I have never spent a night without the company of a male, if I wanted that company. Then, in September 2012, I met a man who fell in love with me because of my mind, body and soul. He loves my body. And no, he doesn’t have a fetish. He isn’t a “chubby chaser.” I hate when men see me as either not good enough to sleep with because I’m fat, or they see me as good enough to sleep with because I’m fat. Granted, I’m off the market now. But, guess what, that fat woman at the bar doesn’t want you to want her because you want to grab her rolls, you get off on her belly size or because you want to feed her and make her bigger. Once again — fat women are people. We are not a problem, a fetish or an epidemic.

Finally, let’s talk about those who want to talk to me about my health, or about how I need to go on a diet because I’m a large woman who is going to die soon if I don’t lose some weight. I will say this — there is nothing wrong with living healthy, and I do eat too much fast food and don’t exercise enough. I do probably drink way too much sweet tea.

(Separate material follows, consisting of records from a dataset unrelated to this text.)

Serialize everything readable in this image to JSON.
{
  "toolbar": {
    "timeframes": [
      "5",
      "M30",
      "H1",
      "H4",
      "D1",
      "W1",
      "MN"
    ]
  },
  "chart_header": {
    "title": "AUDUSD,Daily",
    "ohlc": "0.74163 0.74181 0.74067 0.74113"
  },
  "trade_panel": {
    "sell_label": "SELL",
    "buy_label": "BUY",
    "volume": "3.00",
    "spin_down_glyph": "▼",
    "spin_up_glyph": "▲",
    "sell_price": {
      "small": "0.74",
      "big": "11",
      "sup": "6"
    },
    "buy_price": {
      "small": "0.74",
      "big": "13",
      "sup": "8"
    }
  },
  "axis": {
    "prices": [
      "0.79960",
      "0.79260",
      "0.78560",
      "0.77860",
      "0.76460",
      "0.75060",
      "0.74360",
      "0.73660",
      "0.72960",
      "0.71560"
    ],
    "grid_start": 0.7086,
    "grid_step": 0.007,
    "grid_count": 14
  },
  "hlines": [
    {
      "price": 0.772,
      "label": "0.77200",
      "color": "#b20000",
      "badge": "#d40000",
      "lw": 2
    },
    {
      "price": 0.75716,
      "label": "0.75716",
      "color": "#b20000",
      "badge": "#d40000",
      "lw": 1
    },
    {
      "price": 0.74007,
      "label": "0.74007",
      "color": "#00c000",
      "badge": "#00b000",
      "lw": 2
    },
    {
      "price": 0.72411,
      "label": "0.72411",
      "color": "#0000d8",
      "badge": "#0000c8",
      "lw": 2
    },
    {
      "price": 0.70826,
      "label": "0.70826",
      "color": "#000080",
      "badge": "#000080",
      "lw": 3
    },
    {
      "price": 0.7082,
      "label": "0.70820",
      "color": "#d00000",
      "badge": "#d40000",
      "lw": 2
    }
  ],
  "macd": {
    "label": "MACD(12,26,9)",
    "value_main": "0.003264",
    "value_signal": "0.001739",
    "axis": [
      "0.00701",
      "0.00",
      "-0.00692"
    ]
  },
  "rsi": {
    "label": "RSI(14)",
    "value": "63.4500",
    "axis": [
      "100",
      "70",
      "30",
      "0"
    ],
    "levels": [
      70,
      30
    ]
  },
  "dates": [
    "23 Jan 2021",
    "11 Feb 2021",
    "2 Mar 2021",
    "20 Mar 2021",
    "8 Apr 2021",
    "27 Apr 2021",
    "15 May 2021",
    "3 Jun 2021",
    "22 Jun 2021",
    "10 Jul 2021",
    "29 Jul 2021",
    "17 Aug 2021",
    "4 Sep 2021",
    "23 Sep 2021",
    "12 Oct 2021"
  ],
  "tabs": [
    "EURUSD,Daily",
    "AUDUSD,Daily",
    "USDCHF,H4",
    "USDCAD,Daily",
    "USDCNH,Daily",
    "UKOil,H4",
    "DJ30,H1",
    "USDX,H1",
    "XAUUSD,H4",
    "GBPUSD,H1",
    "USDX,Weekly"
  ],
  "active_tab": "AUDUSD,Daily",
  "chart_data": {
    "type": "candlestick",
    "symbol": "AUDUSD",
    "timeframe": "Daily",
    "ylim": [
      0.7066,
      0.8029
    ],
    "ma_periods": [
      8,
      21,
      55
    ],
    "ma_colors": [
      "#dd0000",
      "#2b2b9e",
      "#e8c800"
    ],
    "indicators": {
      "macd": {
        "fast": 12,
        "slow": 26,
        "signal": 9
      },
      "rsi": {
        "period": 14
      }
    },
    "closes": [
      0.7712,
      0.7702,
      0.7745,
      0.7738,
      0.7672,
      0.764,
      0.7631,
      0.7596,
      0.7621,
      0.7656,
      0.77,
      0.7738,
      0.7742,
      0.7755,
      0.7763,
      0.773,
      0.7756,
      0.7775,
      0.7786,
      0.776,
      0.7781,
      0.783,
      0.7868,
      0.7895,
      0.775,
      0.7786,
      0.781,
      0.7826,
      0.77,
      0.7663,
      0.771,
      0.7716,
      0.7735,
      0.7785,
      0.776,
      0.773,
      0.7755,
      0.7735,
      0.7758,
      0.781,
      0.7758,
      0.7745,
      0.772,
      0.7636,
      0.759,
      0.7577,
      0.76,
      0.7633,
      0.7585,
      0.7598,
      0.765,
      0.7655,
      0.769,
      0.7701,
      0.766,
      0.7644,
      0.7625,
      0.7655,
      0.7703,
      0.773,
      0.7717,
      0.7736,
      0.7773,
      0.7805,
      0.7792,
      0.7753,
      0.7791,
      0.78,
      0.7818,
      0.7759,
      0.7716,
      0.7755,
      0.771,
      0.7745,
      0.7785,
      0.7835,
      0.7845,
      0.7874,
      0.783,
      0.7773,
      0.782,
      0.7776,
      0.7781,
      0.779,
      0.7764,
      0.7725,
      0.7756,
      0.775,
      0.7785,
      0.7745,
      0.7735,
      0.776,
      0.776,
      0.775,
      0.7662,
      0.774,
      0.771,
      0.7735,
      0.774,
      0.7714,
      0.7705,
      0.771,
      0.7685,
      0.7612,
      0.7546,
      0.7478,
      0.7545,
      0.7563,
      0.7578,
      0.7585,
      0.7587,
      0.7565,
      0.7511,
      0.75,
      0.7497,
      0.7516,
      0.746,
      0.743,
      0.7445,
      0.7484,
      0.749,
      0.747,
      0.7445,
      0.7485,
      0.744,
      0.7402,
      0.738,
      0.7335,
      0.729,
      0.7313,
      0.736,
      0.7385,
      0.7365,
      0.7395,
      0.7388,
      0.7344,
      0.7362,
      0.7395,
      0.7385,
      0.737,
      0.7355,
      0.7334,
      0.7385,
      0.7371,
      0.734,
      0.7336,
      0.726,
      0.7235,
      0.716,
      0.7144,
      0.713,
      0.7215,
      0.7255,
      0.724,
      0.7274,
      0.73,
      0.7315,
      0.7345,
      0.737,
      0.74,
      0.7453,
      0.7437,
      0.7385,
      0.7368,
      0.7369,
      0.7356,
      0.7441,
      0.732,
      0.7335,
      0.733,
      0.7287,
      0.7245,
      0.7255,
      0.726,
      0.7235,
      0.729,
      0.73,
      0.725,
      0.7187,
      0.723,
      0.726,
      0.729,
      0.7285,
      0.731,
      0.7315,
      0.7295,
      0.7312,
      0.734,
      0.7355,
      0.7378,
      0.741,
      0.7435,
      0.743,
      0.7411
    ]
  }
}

That being said, with the exception of my knee pain (from an injury when I was 18 and a “normal weight”), I am one of the healthiest person in my family…and I have three sisters who vary in body types and ages. I’m not going to pretend that I’m completely healthy. Like I said, I should walk more. I want to increase my mobility. I want to be able to find clothing a little easier. So, if you want to go on a walk with me, let’s go. If you want to join a yoga class with me, I’m in.

However, if you know me, and you bring up something like weight loss surgery or some other drastic process to lose weight, we may have a problem. Why in the world would I put my body through such a drastic process when it is only about 50% effective? No thank you. You could over me a free gastric bypass, and I would turn it down every time.

I am a fat woman. I am always going to be a fat woman. If I lose 200 pounds, I will still be a fat woman. That is my goal. I would like to lose 200 pounds, and I’m starting to work on it. But guess what, I’m also working on something else. I’m working on a better me. A better person who realizes that being fat is not the same as being healthy, that being fat is not a negative thing and that being fat is not the end of my life.

Now, I just have to make everyone else realize that.